China has been ramping up infrastructure in Tibet. Recently, it has launched the high speed bullet train connecting the provincial capital Lhasa with Nyingchi, the Tibetan border town close to Arunachal Pradesh.
"There are currently nearly 30 civil airports built or under construction in Xinjiang and Tibet," state-run Chinamil online quoted an official in charge of a military transportation dispatch centre under the People's Liberation Army (PLA) Western Theatre Command (WTC) as saying.
"The rapid development of civil aviation in the border areas has provided convenience for the air transportation of recruits and veterans," the PLA official said.
The WTC oversees the Xinjiang and the Tibet autonomous regions as well as the border with India, making it the largest geographical area under one command in the PLA.
The massive development of rail, road and airport infrastructure was expected to vastly improve the Chinese military's ability to move men, materials and weapons to the border areas at a faster pace.

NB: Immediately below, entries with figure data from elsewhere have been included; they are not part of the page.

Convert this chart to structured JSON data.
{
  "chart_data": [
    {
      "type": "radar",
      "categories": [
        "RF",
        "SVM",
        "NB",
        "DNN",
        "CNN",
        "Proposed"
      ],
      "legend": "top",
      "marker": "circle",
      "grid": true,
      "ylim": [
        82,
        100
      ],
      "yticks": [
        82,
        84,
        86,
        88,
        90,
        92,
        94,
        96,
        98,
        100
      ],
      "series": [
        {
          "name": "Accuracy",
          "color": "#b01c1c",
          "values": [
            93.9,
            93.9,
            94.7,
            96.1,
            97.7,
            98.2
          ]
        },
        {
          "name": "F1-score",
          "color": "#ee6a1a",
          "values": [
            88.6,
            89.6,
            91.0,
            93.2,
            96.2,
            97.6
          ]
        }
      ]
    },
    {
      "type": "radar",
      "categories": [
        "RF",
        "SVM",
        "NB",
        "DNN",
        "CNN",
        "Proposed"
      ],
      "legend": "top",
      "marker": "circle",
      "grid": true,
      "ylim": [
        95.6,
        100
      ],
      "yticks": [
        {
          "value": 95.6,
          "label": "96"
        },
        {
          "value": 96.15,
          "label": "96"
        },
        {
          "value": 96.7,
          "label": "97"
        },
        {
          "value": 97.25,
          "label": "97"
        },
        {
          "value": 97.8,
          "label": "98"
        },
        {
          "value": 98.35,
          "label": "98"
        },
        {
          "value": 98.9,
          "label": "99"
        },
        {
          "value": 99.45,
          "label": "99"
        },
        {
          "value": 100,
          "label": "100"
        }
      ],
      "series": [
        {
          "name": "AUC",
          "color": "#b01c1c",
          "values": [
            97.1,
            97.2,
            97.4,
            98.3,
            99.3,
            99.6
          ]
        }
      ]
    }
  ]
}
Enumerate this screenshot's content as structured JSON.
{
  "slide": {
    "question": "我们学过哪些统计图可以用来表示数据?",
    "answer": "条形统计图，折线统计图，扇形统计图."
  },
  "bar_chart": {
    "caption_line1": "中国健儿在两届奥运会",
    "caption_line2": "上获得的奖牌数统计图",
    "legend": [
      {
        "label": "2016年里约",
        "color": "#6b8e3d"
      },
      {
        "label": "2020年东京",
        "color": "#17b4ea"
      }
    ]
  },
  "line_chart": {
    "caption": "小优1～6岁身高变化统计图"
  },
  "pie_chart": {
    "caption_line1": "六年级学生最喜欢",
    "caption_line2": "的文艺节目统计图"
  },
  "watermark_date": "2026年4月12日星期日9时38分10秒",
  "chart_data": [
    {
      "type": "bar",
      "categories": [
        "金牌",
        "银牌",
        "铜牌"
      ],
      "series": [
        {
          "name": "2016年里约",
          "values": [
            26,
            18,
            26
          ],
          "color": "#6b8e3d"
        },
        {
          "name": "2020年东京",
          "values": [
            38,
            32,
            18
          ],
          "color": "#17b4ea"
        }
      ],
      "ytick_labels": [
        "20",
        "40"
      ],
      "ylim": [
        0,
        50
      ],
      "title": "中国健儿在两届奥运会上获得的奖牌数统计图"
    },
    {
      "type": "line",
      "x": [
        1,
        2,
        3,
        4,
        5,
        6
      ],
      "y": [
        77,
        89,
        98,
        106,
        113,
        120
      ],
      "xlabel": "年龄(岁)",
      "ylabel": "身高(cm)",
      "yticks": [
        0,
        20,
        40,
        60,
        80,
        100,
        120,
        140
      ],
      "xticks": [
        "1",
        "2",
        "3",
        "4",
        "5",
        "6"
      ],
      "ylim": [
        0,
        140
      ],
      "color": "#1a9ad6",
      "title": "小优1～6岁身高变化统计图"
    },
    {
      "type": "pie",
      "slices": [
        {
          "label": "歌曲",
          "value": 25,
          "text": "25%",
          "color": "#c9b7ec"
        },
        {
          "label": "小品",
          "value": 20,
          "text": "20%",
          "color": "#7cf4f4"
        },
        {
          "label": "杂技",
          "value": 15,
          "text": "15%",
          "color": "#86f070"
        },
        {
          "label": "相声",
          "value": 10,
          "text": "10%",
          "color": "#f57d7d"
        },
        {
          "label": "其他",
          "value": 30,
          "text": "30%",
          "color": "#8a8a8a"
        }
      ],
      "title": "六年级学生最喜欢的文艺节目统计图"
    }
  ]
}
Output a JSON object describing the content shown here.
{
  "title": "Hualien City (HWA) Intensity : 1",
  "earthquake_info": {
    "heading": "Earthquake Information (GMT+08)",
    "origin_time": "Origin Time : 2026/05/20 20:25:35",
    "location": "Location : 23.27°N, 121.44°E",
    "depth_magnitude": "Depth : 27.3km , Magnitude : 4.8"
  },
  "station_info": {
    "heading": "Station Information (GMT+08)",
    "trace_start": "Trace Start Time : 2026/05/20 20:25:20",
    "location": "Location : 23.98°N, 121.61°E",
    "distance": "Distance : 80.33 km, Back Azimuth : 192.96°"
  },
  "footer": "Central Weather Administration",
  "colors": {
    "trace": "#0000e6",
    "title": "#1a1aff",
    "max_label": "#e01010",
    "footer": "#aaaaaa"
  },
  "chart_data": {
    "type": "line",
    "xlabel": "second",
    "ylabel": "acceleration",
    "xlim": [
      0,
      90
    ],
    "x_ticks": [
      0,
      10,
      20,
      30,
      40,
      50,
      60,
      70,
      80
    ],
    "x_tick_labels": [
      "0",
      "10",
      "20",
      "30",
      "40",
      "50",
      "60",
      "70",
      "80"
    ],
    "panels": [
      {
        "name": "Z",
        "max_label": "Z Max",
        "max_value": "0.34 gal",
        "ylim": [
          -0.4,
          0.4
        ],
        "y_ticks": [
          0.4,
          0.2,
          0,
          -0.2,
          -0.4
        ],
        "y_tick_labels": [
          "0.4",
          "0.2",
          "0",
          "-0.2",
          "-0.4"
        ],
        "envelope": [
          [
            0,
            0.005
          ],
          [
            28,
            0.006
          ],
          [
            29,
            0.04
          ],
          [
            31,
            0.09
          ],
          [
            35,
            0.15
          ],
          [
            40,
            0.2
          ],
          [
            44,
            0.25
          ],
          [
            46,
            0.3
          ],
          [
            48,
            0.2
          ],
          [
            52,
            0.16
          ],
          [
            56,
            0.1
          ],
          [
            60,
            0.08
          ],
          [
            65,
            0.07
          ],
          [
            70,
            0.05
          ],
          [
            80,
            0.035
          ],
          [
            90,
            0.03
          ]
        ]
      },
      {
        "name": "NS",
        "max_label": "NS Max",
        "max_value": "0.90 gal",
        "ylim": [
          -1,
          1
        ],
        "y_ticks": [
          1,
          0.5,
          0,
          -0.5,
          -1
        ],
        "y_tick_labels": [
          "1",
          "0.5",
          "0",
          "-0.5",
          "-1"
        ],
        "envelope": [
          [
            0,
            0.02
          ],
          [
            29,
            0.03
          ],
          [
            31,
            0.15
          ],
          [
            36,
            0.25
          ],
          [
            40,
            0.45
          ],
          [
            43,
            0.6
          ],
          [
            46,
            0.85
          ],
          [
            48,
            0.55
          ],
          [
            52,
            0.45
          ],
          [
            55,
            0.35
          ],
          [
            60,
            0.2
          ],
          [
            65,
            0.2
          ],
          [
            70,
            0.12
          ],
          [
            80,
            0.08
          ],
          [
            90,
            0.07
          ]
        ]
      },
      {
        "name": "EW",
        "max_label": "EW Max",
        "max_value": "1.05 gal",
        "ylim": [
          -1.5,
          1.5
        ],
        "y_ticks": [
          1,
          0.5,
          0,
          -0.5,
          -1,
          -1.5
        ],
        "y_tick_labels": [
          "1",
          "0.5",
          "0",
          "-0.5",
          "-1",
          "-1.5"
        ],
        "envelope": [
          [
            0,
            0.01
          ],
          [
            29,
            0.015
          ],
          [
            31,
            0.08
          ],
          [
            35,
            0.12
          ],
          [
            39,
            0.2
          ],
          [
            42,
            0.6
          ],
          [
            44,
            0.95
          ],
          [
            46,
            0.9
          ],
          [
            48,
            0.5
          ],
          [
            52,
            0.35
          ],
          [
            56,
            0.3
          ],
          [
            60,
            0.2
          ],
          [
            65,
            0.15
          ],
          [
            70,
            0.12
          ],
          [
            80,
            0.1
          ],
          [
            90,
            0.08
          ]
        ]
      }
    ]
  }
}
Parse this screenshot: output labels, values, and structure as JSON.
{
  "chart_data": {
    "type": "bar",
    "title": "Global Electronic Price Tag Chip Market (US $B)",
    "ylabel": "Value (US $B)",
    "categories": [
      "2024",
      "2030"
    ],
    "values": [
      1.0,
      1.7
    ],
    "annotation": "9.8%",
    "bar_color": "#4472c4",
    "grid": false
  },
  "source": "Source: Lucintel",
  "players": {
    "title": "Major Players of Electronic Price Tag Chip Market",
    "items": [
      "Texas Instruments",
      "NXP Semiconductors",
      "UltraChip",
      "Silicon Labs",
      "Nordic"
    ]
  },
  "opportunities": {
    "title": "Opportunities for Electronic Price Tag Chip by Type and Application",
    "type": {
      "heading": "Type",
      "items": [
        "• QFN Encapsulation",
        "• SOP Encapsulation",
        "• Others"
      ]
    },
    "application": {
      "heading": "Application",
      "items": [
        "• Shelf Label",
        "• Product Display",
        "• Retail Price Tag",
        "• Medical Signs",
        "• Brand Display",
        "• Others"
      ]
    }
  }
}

President Xi Jinping recently visited Nyingchi, becoming the first Chinese leader to visit the border areas in Tibet.
A chartered flight carrying 115 veterans took off from the Shigatse Heping Airport in Tibet and headed for Chengdu, Sichuan Province, on September 1, marking the official opening of 23 air routes for transporting new recruits and veterans into and out of Xinjiang and Tibet, the Chinamil online report said.
After coordinating with airports in Urumqi, Kashgar, Lhasa, Shigatse and other places, the dispatch centre has opened up 23 routes to transport military recruits and veterans into and out of Xinjiang and Tibet this year, and temporarily opened three routes from Yinchuan, Jiayuguan, and Zhangye to Ngari, it said.
This year, all the recruits and veterans entering and exiting the Ngari area of Tibet will be transported by air, it said.
In addition, some airlines help to reserve tickets of regular flights to Ngari in response to the troops' emergency needs, it said adding that some urgently needed military supplies could also be delivered free of charge or at preferential rates by the civil airliners.